OBJECTIVE: There is a lack of accurate alcohol-use biomarkers in children/adolescents due to a short drinking duration/rapid normalization of elevated markers. We checked if lysosomal exoglycosidases, elevated earlier in binge-drinking young adults, can be applicable in children/adolescents as markers of harmful alcohol use.

METHODS: The serum activities (pKat/mL) of α-fucosidase (FUC), β-galactosidase (GAL), β-glucuronidase (GLU), β-hexosaminidase (HEX; its HEX A and HEX B isoenzymes), and α-mannosidase (MAN) were determined in 20 healthy controls (C) and 25 children/adolescents with harmful alcohol use (intoxicated by alcohol at hospital admission -AI1 and on the next day -AI2).

RESULTS: The serum HEX A and alanine aminotransferase (ALT) activity was significantly higher in the AI1 group than in the control.
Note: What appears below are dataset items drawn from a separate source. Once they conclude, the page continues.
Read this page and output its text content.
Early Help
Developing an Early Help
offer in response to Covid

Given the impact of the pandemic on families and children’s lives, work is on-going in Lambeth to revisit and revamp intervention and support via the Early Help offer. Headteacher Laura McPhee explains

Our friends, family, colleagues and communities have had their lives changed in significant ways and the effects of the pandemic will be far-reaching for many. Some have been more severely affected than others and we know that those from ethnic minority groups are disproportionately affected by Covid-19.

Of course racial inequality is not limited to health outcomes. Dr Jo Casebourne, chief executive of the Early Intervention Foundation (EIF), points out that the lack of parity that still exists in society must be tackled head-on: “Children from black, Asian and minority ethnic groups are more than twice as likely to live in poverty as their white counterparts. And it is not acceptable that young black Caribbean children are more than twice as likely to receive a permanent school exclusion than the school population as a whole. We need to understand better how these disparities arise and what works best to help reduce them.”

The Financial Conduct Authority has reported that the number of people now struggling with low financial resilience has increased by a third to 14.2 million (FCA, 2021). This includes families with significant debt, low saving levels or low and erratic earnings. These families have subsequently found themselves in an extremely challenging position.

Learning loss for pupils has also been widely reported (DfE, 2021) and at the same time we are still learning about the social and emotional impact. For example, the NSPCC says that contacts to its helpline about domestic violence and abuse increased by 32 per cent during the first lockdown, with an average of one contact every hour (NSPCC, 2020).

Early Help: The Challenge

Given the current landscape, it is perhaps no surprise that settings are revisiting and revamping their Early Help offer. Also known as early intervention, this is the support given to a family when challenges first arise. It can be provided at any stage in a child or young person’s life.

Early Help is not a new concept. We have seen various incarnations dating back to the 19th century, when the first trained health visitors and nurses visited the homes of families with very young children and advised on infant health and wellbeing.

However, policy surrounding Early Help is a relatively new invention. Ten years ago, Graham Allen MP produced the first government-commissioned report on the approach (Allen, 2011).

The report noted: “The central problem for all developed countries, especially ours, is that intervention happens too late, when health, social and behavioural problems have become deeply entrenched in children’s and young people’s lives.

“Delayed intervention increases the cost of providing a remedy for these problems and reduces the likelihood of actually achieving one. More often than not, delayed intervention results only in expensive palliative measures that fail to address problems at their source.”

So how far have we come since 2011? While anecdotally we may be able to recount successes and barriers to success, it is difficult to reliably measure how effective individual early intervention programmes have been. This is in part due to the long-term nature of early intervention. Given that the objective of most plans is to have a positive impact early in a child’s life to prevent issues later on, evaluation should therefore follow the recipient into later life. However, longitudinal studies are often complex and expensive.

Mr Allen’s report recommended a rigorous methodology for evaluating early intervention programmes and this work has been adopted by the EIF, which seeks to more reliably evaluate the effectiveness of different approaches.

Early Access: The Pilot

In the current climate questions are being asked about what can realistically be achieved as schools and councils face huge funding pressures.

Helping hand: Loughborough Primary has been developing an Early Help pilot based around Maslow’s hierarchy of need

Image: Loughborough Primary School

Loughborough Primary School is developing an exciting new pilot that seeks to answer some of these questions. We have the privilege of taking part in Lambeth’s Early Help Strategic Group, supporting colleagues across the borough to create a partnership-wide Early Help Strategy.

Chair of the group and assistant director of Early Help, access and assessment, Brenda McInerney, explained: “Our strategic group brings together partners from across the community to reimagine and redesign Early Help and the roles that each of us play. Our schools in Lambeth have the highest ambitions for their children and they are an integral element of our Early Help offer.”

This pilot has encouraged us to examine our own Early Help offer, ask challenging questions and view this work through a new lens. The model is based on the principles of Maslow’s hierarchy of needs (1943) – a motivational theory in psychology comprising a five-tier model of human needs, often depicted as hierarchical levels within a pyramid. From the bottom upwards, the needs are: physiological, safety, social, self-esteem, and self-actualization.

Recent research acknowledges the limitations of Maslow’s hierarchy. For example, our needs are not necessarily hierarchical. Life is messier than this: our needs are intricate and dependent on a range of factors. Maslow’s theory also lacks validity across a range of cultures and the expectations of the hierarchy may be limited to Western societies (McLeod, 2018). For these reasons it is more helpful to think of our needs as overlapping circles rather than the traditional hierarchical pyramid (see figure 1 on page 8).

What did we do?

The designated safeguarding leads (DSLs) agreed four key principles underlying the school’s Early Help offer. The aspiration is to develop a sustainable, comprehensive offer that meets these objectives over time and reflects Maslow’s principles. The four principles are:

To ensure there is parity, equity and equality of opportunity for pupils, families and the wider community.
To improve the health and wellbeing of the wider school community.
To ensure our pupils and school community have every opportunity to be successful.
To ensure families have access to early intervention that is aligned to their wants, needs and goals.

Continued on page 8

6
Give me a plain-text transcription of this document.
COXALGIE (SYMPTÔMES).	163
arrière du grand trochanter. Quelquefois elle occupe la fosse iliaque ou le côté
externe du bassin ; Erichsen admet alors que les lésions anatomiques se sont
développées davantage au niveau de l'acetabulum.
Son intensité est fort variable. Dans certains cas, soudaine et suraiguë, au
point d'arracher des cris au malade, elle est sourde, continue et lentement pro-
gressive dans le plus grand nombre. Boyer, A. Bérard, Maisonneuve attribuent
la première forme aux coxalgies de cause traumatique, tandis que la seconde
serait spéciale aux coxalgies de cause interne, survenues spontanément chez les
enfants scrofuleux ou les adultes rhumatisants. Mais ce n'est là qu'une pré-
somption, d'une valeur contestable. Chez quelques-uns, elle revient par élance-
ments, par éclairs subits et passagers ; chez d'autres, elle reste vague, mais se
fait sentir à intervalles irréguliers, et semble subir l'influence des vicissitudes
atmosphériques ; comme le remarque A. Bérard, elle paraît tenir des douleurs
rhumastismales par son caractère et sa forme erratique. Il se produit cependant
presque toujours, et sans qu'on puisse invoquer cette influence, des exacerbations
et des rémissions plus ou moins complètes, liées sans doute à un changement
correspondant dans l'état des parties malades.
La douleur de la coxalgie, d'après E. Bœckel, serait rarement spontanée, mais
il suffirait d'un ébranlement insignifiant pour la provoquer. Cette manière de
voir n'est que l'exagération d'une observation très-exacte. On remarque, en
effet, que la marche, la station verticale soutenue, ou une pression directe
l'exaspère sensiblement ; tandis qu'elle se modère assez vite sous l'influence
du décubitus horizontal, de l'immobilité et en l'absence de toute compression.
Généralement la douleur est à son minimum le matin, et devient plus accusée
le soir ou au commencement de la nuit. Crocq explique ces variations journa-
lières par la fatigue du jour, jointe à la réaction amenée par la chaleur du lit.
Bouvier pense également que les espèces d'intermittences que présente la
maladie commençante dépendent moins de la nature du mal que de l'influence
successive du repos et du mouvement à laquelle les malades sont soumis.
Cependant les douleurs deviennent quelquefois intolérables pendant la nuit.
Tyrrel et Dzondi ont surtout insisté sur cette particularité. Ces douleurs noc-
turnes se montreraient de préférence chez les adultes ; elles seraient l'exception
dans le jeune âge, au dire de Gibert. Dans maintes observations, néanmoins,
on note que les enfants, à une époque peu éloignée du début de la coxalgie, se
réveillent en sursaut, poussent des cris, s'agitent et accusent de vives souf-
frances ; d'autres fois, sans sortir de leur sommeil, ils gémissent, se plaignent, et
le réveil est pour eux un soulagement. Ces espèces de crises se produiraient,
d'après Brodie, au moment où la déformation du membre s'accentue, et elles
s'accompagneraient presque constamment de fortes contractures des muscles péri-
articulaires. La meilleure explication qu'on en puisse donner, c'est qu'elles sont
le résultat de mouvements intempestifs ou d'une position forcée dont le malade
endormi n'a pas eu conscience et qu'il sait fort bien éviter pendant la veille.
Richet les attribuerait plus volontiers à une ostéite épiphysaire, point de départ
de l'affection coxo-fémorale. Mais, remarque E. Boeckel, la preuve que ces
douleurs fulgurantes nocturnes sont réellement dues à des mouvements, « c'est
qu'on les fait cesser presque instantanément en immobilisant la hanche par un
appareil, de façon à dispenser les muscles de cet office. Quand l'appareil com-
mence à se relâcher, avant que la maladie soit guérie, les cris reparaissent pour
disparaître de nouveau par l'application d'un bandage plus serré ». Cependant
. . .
The activities of FUC, GAL, GLU, HEX B, and MAN were lower in the AI group. We found fair and poor accuracy, respectively, for increased enzymes HEX A and ALT. We found fair accuracy for decreased HEX B (AI1) and MAN (AI1), good accuracy for GLU (AI2), FUC (AI2), GAL (AI1, AI2), MAN (AI2), and excellent for FUC (AI1). Correlations were found: ALT with C-reactive protein (CRP), HEX A with white blood cell (WBC) count, blood alcohol concentration with FUC, MAN and HEX B, and WBC with FUC.

CONCLUSIONS: Decreased FUC, GLU, GAL, MAN values, and especially FUC (AI1) have the potential to be markers of harmful alcohol use in children/adolescents. The raised activity of HEX A and ALT points to the need for further research to check another inflammatory agent as potential alcohol marker in children and adolescents. Samples need to be collected before intravenous fluid therapy.